Met de wetgeving voor de referentieniveaus Nederlandse taal en rekenen is het fundament gelegd voor een structurele verhoging van de beheersing van de basisvaardigheden van onze leerlingen in het po, het so, het vo en het mbo. 6 Dankzij de referentieniveaus is voor elke onderwijssector duidelijk en uniform beschreven wat leerlingen moeten beheersen op het gebied van de Nederlandse taal en rekenen. Scholen kunnen hierdoor doelgerichtere onderwijsprogramma’s realiseren, leerlingprestaties meten en doorgeven aan het vervolgonderwijs.7 Ook is een doorlopende toetslijn opgesteld:

  • Voor het po en het so wordt in het laatste schooljaar het bereikte referentieniveau vastgesteld;

  • In het vo worden de referentieniveaus getoetst bij het eindexamen Nederlands en met een centrale rekentoets.

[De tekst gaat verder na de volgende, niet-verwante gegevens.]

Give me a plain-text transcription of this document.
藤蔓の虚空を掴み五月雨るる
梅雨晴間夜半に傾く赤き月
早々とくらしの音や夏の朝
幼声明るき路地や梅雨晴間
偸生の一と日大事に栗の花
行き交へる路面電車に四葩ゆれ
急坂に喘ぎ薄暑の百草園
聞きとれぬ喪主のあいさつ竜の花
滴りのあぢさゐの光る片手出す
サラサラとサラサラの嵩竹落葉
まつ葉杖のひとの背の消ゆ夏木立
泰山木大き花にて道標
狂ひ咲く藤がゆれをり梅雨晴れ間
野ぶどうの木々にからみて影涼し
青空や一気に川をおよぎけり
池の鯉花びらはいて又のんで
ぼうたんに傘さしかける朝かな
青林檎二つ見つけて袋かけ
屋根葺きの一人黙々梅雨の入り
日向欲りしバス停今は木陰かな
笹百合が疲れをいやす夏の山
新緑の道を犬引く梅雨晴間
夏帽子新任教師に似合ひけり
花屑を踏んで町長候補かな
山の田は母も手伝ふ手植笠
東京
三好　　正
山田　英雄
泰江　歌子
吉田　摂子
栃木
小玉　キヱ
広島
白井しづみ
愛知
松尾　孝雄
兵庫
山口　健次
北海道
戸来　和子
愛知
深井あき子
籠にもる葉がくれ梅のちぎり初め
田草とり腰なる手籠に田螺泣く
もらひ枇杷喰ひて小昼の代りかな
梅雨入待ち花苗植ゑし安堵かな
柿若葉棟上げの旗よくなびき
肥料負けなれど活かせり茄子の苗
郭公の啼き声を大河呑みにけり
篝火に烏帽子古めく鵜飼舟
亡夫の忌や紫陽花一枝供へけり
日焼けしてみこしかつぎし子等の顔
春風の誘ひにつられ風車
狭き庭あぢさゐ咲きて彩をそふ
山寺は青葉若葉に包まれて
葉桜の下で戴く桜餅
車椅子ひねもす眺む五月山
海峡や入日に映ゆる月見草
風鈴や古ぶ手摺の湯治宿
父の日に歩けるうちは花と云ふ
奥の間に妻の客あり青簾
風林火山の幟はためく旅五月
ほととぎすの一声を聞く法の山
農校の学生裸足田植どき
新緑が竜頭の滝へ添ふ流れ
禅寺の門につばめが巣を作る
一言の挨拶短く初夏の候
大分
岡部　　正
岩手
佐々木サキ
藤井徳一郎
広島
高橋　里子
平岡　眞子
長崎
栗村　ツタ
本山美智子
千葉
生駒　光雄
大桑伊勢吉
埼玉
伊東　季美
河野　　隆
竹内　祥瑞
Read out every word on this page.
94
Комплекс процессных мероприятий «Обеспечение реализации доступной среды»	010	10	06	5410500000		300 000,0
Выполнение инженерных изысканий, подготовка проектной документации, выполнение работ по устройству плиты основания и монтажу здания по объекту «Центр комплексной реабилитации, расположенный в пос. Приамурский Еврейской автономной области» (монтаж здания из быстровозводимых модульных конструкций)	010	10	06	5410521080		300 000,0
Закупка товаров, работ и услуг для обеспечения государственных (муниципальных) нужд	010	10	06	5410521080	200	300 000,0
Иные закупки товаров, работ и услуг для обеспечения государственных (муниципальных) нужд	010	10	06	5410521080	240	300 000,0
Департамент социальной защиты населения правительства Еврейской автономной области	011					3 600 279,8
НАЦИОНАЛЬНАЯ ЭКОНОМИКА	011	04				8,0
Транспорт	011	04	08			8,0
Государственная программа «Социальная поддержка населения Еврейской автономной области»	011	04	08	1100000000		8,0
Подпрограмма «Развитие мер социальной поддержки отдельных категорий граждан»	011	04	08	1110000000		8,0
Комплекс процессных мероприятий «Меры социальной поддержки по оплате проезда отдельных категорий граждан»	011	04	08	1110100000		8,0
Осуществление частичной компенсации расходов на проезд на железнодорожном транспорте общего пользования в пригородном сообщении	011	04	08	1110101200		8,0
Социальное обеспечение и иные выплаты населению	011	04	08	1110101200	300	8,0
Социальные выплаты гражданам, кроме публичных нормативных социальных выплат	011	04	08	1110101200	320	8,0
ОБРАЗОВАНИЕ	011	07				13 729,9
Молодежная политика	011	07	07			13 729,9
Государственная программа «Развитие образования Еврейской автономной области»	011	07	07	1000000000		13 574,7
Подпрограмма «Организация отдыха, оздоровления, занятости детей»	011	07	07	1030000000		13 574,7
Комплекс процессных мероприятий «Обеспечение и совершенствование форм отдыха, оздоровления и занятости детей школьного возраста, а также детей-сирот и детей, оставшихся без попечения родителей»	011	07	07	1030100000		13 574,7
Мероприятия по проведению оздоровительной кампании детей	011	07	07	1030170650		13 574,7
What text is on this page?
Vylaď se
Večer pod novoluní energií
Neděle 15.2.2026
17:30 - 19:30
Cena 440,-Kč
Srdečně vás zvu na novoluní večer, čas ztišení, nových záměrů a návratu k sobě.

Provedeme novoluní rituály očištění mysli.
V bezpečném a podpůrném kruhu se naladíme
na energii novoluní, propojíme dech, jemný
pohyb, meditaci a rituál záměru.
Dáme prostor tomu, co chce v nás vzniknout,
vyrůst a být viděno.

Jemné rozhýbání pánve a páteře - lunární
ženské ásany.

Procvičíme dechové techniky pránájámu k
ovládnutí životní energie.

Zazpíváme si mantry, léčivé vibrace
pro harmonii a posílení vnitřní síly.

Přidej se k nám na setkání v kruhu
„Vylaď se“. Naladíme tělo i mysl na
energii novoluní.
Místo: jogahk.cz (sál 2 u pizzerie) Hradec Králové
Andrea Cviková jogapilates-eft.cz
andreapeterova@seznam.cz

  • In het mbo worden centrale examens voor Nederlandse taal en rekenen ingevoerd.

Scholen worden bij de implementatie van de referentieniveaus inhoudelijk ondersteund door de steunpunten taal en rekenen en SLO. Scholen maken goed gebruik van de aangeboden ondersteuning via websites, conferenties en regionale netwerken. Daarnaast ontvangen scholen financiële middelen voor het versterken van taal- en rekenonderwijs. In het po en het vo gebeurt dit in het kader van de betreffende actieplannen. In het mbo ontvangen scholen tot en met 2013 jaarlijks ruim € 51 miljoen. Het is het voornemen om deze middelen vanaf 2014 onder te brengen in de prestatiebox. Daarnaast kunnen de in het regeerakkoord gereserveerde middelen voor intensivering in het mbo, een bedrag van € 250 miljoen (gekoppeld aan de prestatieafspraken met instellingen), mede ingezet worden voor het onderwijs in de basisvaardigheden taal en rekenen.

Stand van zaken invoering referentieniveaus in po en so

Voor het po en het so zijn twee referentieniveaus vastgesteld. Het fundamentele referentieniveau (1F) en, voor leerlingen die meer aankunnen, een hoger niveau (2F of 1S).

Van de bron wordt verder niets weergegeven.